DSIJ Mindshare

GAIL inks agreement with US's Chenerie Energy

Upstream major GAIL (India) has signed a sales and purchase agreement (SPA) for the supply of 3.5 million tonnes per annum (MTPA) of LNG over 20 years with Sabine Pass Liquefaction, LLC, a subsidiary of Cheniere Energy Partners, L.P., USA.

According to the terms of the agreement, the LNG would be supplied from Train 4 of the Sabine Pass LNG receiving terminal located on the Sabine Pass Channel in western Cameron Parish, Louisiana and would commence operations in the year 2017. The SPA which has a term of 20 years could be further extended by ten years on mutual consent.

Based on observations, the SPA states that GAIL will pay Sabine Liquefaction on the basis of Henry Hub prices which are the US bulk market benchmark for natural gas. Currently the Henry Hub is trading at USD 3.26 per MMBTU down by almost 39% on an YTD basis. At current prices, it seems to be a favourable deal for GAIL. However, with operations slated to commence from the year 2017, the overall scenario could change considerably.

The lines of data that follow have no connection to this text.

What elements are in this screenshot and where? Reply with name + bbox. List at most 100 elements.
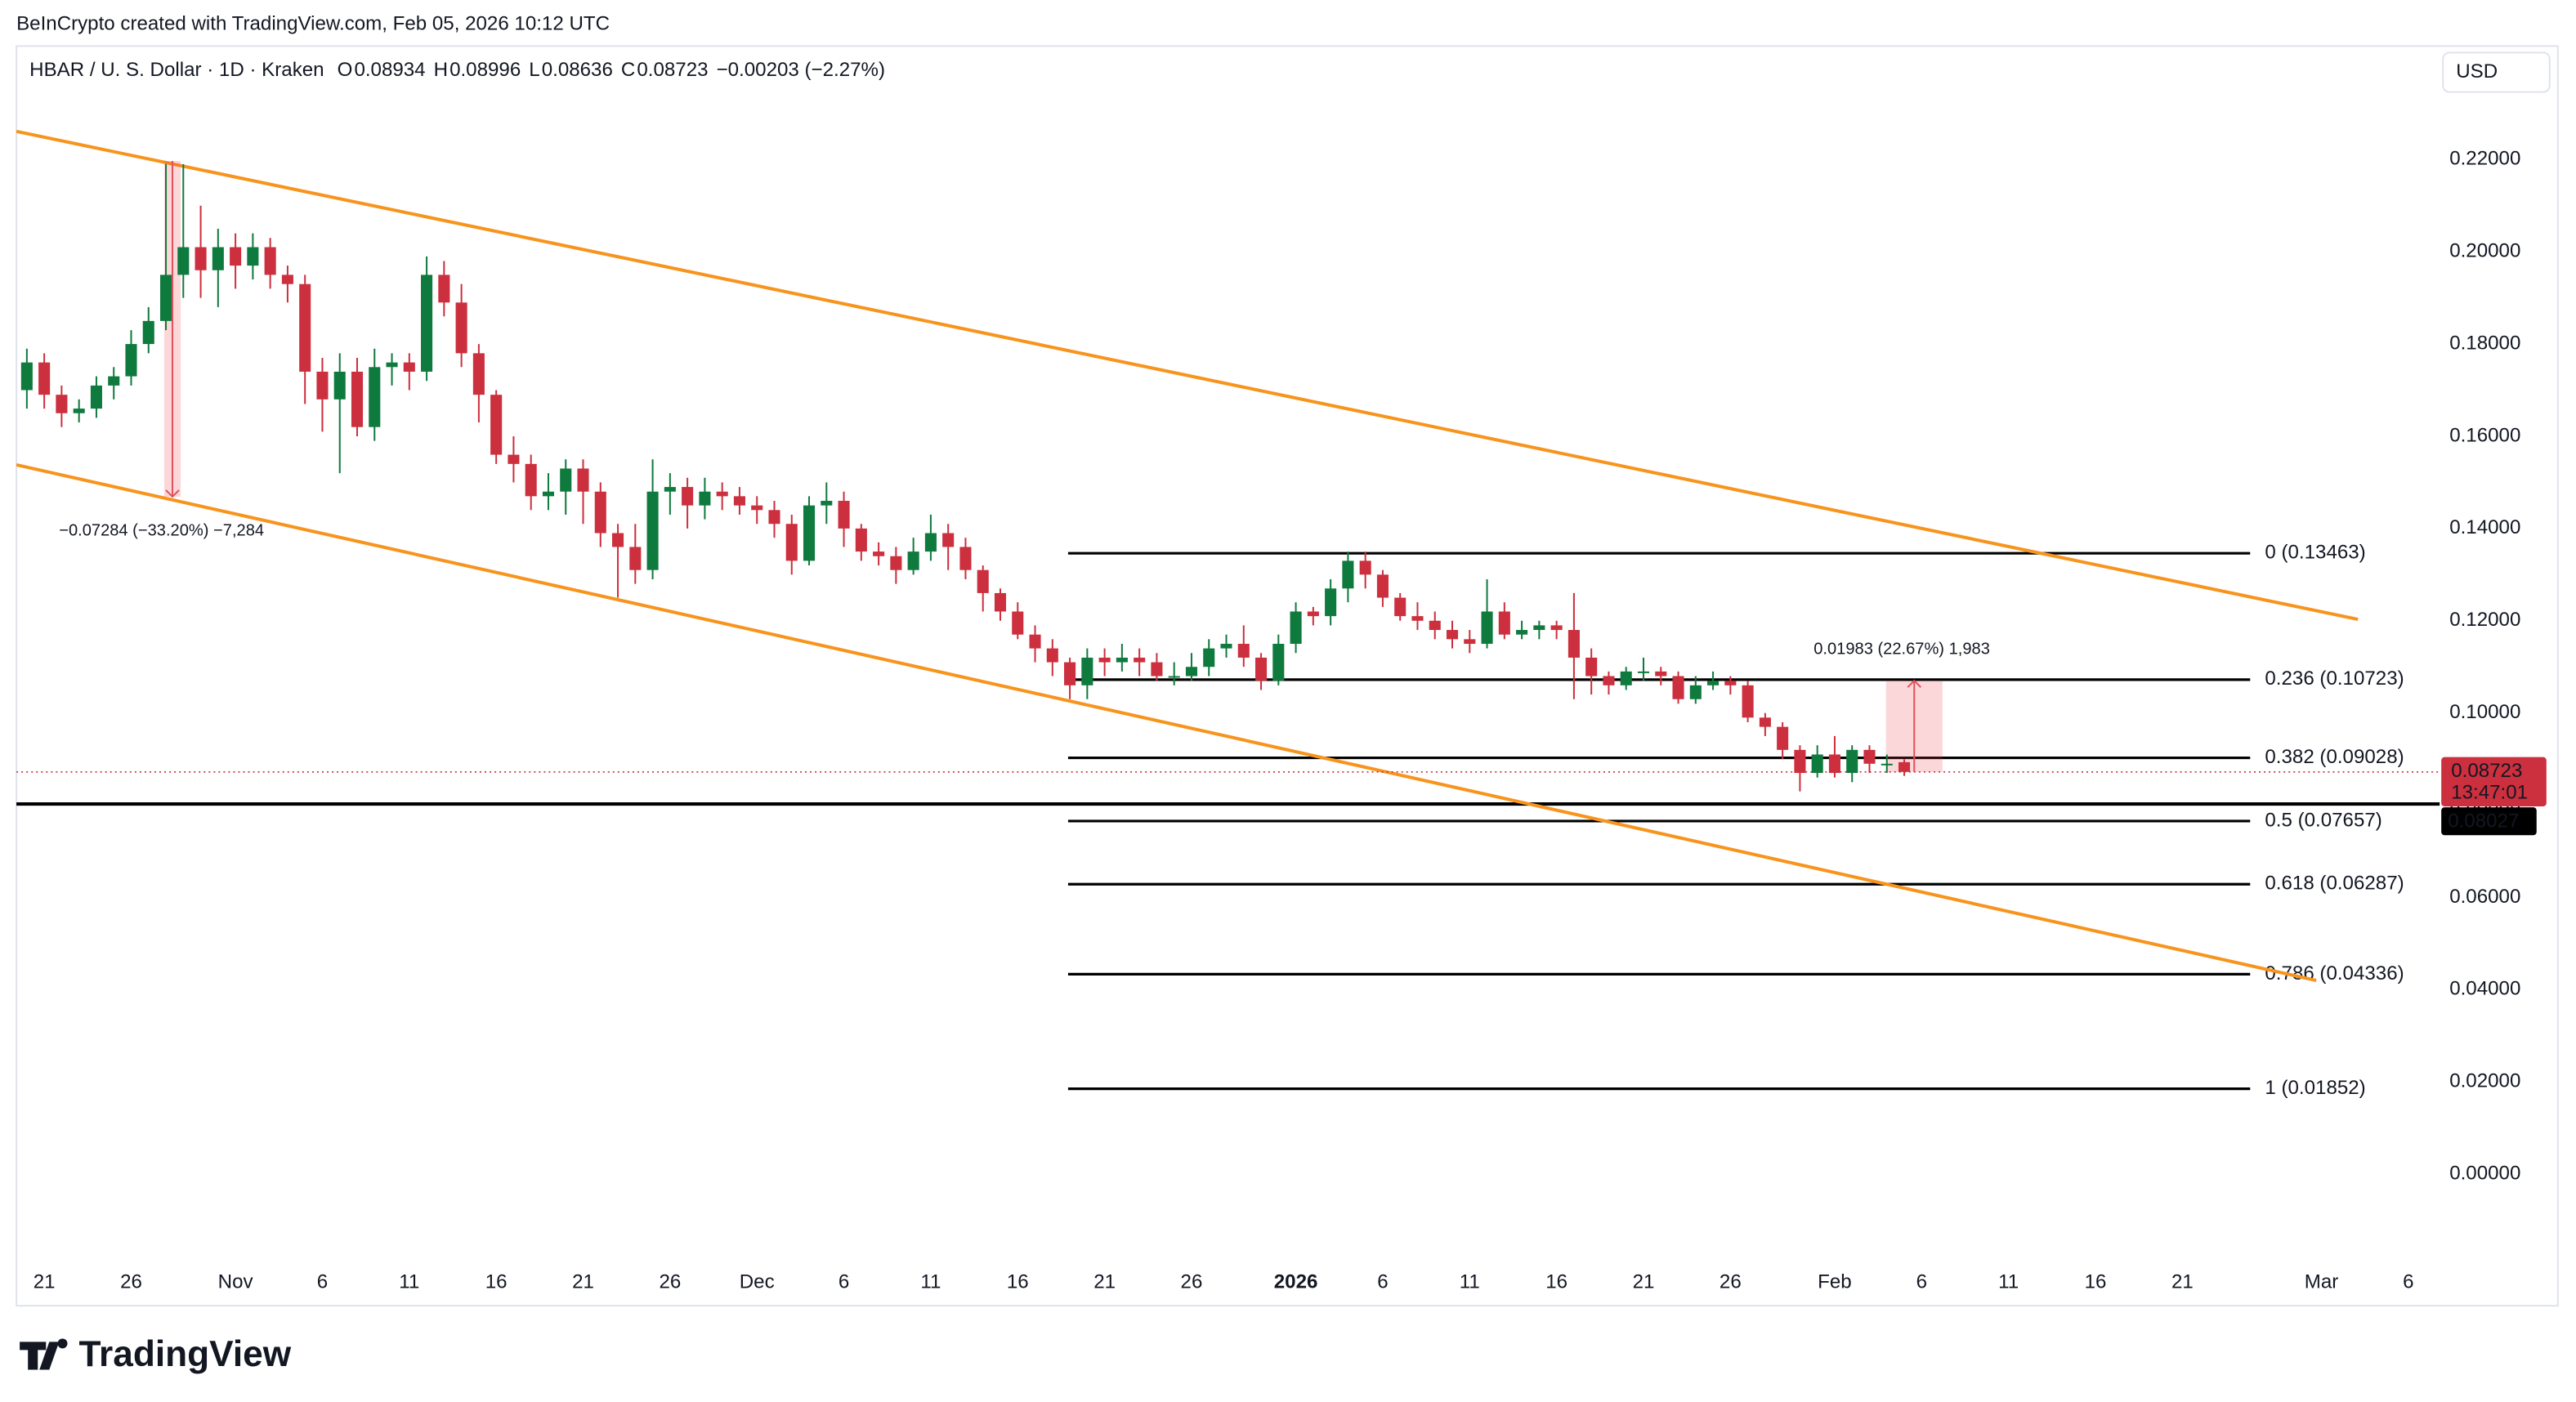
candle-body [264,247,276,275]
x-tick-label: Dec [740,1270,775,1293]
candle-body [560,468,572,492]
ohlc-key: O [338,59,353,81]
y-tick-label: 0.20000 [2449,240,2520,262]
y-tick-label: 0.04000 [2449,978,2520,1000]
candle-body [1585,657,1598,676]
fib-label: 0.5 (0.07657) [2265,809,2381,831]
candle-body [1898,761,1911,772]
currency-box[interactable] [2442,51,2551,93]
candle-body [1481,611,1493,645]
candle-body [195,247,207,270]
y-tick-label: 0.16000 [2449,424,2520,446]
fib-label: 0.382 (0.09028) [2265,746,2404,768]
currency: USD [2456,60,2498,83]
y-tick-label: 0.02000 [2449,1070,2520,1092]
trend-line [16,129,2359,622]
candle-body [1446,630,1459,640]
candle-body [247,247,259,266]
candle-body [1759,717,1771,727]
candle-body [629,547,642,570]
candle-body [682,487,694,506]
x-tick-label: 2026 [1274,1270,1318,1293]
candle-body [1116,657,1128,663]
candle-body [924,533,937,552]
candle-body [1411,616,1424,621]
candle-body [1220,644,1232,649]
candle-body [1828,754,1840,774]
x-tick-label: 11 [920,1270,941,1293]
ohlc-key: L [529,59,539,81]
candle-body [90,385,102,409]
candle-body [1516,630,1528,635]
candle-body [1724,681,1737,685]
candle-body [108,376,120,386]
candle-body [1707,681,1720,685]
candle-body [1550,625,1563,631]
x-tick-label: 6 [1916,1270,1927,1293]
chart-frame [16,45,2559,1307]
fib-label: 0.236 (0.10723) [2265,668,2404,690]
measure-arrowhead [1907,679,1922,688]
x-tick-label: Feb [1818,1270,1852,1293]
x-tick-label: 21 [34,1270,56,1293]
y-tick-label: 0.22000 [2449,148,2520,170]
ohlc-key: H [434,59,448,81]
candle-body [977,569,989,593]
candle-body [1568,630,1580,658]
x-tick-label: 21 [1633,1270,1655,1293]
candle-body [125,344,137,377]
candle-body [890,556,902,570]
candle-body [664,487,676,492]
candle-body [855,528,867,552]
candle-body [1464,639,1476,645]
candle-body [472,353,485,395]
candle-body [177,247,190,275]
candle-body [994,592,1007,612]
candle-body [1429,620,1441,631]
ohlc-key: C [621,59,635,81]
candle-body [1134,657,1146,663]
x-tick-label: 11 [399,1270,419,1293]
candle-body [1863,749,1876,764]
ohlc-value: 0.08723 [637,59,708,81]
candle-body [1637,671,1650,673]
ohlc-value: 0.08636 [542,59,613,81]
measure-label: −0.07284 (−33.20%) −7,284 [59,521,264,539]
candle-body [1689,685,1702,699]
candle-body [594,491,606,534]
candle-body [1203,648,1215,668]
candle-body [230,247,242,266]
candle-body [1376,574,1389,598]
y-tick-label: 0.18000 [2449,332,2520,354]
candle-body [577,468,589,492]
candle-body [56,395,68,413]
candle-body [1742,685,1754,718]
y-tick-label: 0.06000 [2449,886,2520,908]
candle-body [838,501,850,529]
candle-body [1098,657,1111,663]
x-tick-label: Mar [2305,1270,2339,1293]
candle-body [716,491,728,497]
fib-label: 1 (0.01852) [2265,1077,2365,1099]
candle-body [768,510,780,525]
candle-body [1046,648,1058,663]
x-tick-label: Nov [218,1270,253,1293]
candle-body [907,551,919,570]
x-tick-label: 21 [1093,1270,1116,1293]
candle-body [1307,611,1319,617]
horizontal-line-label: 0.08027 [2448,810,2519,833]
candle-body [803,505,816,561]
candle-body [1620,671,1632,685]
measure-arrowhead [165,489,180,498]
candle-body [455,302,467,354]
measure-label: 0.01983 (22.67%) 1,983 [1813,640,1990,658]
candle-body [369,367,381,427]
x-tick-label: 16 [1545,1270,1568,1293]
candle-body [159,275,172,321]
candle-body [612,533,624,547]
candle-body [386,362,398,368]
candle-body [508,454,520,464]
x-tick-label: 6 [1377,1270,1388,1293]
candle-body [421,275,433,372]
x-tick-label: 11 [1998,1270,2019,1293]
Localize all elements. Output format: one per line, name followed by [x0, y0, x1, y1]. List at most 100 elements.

But looking at the country’s vast requirement for natural gas as a prime energy source in the long term and with the government laying strong emphasis on increasing the share of natural gas in its energy basket from 10% at present to 20% in the near future, we believe it to be a positive development for GAIL.

Further, GAIL has envisaged a robust plan to double its natural gas transmission capacity from the current 170 MMSCMD to 300 MMSCMD by 2013-14. With the outlook for domestic gas supply looking very weak owing to the troubles faced in the KG basin, it is indeed a good move on the part of GAIL to look towards potential imports to meet the high demand here. But again, given that the plans for LNG import will materialise over a period of time, one may expect GAIL to feel the pressure of underutilisation in the short to medium term.

However, the company is said to be taking certain initiatives to build captive LNG capacities in order to augment its expansion plans. As part of this initiative, GAIL has recently acquired its first shale gas assets in the USA from Carrizo Oil & Gas Inc. to enter into an unincorporated joint venture, under which GAIL has acquired a 20% interest in Carrizo’s Eagle Ford Shale acreage position. The company also seems to be scouting prospective LNG imports from Singapore.

On the financial front, the company has performed well in the September quarter with its topline and bottomline growing by a good 20% and 18% respectively. At its CMP of Rs 388.75 per share the counter is trading at 11.8x its annualised EPS of Rs 32.78. But with the subsidy burden issue looming large over the government and coupled with the rising expectations of a higher share to be borne by the upstream majors in order to compensate for OMC losses, we expect GAIL’s financials to come under pressure going forward.